Tuesday, April 26, 2011

Is it possible to make a decent living writing full time?

By Pamela Moeng

Is it possible to make a decent living writing full time? That's the big question in my mind these days. I wake up at night thinking about it and it's usually the last thought before I doze off and the first when the talking alarm clock rouses me in the morning.

At some point I want to kiss the day job good bye, along with all the trappings: the hours commuting to and from the office, the long meetings that decry productivity, the beauracracy that creates a whole lot of busy work that leads one to wonder if any visible result will surface once the dust of the daily treadmill settles.Is being the next Barbara Cartland or Wilbur Smith possible? I'd settle for being the next Alexander McCall Smith if wishes were horses and beggars could fly! I wonder if the day job is just an excuse not to write more or if I really would have the discipline to write most of the day every day to put a crust and a cuppa on the table.

How many of our readers are full-time writers? How did you start? Was it a deep breath and a sudden plunge as if it were the first dive of spring into the backyard pool? Was it a slow, meandering road from I'm-not-really-an-office-drone to a gradual jog and then a final burst of Olympic speed to what-I-am-is-a-writer? I'd really be keen to hear how others who shared the dream of being a full-time writer took baby steps or giant leaps toward that goal.

I've always clung to the day job. A security blanket to hide under when the post brings a rejection slip or writer's block hits and that feeling of I-just-know-I'll-never-be-able-to-fill-another-page paralyses my typing fingers. You know the old line about those who can do and those who can't teach? Well, in my head I think those who can write and those who can't edit. Or become publishing house readers with the power to reject other people's dreams.

So please do share the serendipitous-strokes-of-fortune or the long-years-of-slog or the just-took-a-blind-leap-of-faith-madness with someone teetering on the edge. What is your advice to those who might want to follow you into the abyss? Was it worth it? Were your expectations spot on the mark or way off base? Would you do it all over again or do you keep asking as some of us do of past paramours, "what in the name of heaven was I thinking"? Do tell and take my out of my misery.
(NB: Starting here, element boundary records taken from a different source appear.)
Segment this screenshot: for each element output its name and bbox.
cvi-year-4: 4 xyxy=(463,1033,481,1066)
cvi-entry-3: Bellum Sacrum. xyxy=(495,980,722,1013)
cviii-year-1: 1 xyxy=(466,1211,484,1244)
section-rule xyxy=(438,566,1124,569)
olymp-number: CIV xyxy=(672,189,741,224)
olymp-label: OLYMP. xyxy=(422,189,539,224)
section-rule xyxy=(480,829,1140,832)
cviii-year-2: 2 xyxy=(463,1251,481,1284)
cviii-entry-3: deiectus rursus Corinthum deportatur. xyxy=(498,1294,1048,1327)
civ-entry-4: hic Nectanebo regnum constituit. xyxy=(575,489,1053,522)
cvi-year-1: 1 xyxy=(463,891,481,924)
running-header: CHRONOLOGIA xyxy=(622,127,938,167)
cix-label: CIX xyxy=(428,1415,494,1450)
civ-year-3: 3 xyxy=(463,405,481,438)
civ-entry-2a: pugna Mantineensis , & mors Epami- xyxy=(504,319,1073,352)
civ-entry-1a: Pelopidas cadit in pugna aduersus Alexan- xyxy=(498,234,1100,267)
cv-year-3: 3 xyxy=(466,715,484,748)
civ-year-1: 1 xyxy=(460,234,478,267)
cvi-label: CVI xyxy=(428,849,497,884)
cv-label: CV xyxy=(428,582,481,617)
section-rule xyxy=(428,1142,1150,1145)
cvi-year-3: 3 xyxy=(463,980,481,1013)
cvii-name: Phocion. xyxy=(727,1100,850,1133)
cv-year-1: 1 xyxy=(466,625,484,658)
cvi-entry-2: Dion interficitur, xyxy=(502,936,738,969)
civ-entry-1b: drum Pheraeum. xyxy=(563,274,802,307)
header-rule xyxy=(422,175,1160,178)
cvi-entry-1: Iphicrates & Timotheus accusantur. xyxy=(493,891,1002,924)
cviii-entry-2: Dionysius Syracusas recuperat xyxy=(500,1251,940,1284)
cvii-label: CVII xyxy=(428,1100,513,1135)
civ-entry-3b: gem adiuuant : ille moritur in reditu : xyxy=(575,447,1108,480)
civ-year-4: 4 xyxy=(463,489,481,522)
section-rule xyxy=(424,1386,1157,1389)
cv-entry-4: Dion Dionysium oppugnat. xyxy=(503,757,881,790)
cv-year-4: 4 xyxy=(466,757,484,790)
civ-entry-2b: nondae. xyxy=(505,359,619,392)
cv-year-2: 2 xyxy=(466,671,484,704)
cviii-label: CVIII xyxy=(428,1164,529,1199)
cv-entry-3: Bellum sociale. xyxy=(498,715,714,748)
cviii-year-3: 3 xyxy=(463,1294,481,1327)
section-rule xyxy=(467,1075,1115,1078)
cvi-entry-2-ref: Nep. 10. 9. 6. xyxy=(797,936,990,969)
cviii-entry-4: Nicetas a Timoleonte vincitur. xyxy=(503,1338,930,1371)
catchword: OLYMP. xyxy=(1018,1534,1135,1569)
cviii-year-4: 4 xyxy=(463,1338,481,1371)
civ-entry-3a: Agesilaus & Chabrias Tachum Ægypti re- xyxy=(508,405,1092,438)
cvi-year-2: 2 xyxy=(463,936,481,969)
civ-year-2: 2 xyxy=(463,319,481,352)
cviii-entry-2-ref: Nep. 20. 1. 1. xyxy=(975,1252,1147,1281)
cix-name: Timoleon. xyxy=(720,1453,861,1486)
Hmmmm. Not that I watch them - why live vicariously when you can live for real - but why not a reality show following a full-time writer around? Donald Trump, Randy Jackson and a host of others have become household names because of the fascination of so many with watching other people try to live their dreams. Nadine Gordimer, Don Mattera or Chris van Wyk spring to mind here in SA. Is anyone from DSTV reading this?! Maybe the writers here at Damaria Senne Media should volunteer for the world's first writer reality show - LOL!


Damaria Senne said...

huh! You ask a very difficult question, my friend. I do think that is possible - otherwise I wouldn't be working as a fulltime writer.
How did I start?
As you know, I had a lot of false starts. you know over the years I have freelanced/got fulltime job/freelanced etc. The biggest lesson I learnt is that, if given a choice, one should ease into fullltime writing. Do it part-time, but manage it as a business and grow your annual income from this until you have savings for 3-6 months and your monthly earnings come close to replacing your fulltime income. Also, learn as much about writing as you can, so that you still have a cushion while you're on a steep learning curve.
How do you do it?
Most writers I learn from don't do it all the same way, though they are successful in their own way. There are those who freelance and do copywriting and other type of work to support themselves while they write their novels. There are those who are very profilic ( especially the romance writers) and release a novel quarter or so) and write under multiple names. This is the path I see for you, because your dream is to be Queen of Romance Writers:-). But, I also see you supplementing that income with educational books. You already have a track record there, and it helps to be versatile.

tiah said...

Possible and common or two different words. Also think it depends on how many people you wish to support with that paycheck.

Personally, if we were to live off what I earn we'd be dead from starvation. I write at home because when we were in the UK continuing my day job after kids would have lost us money (after childcare, transport and so on). Then we moved to SA, where I can't speak Afrikaans (a must in this area) and, oh yes, the SA government still won't let me work a salaried position regardless.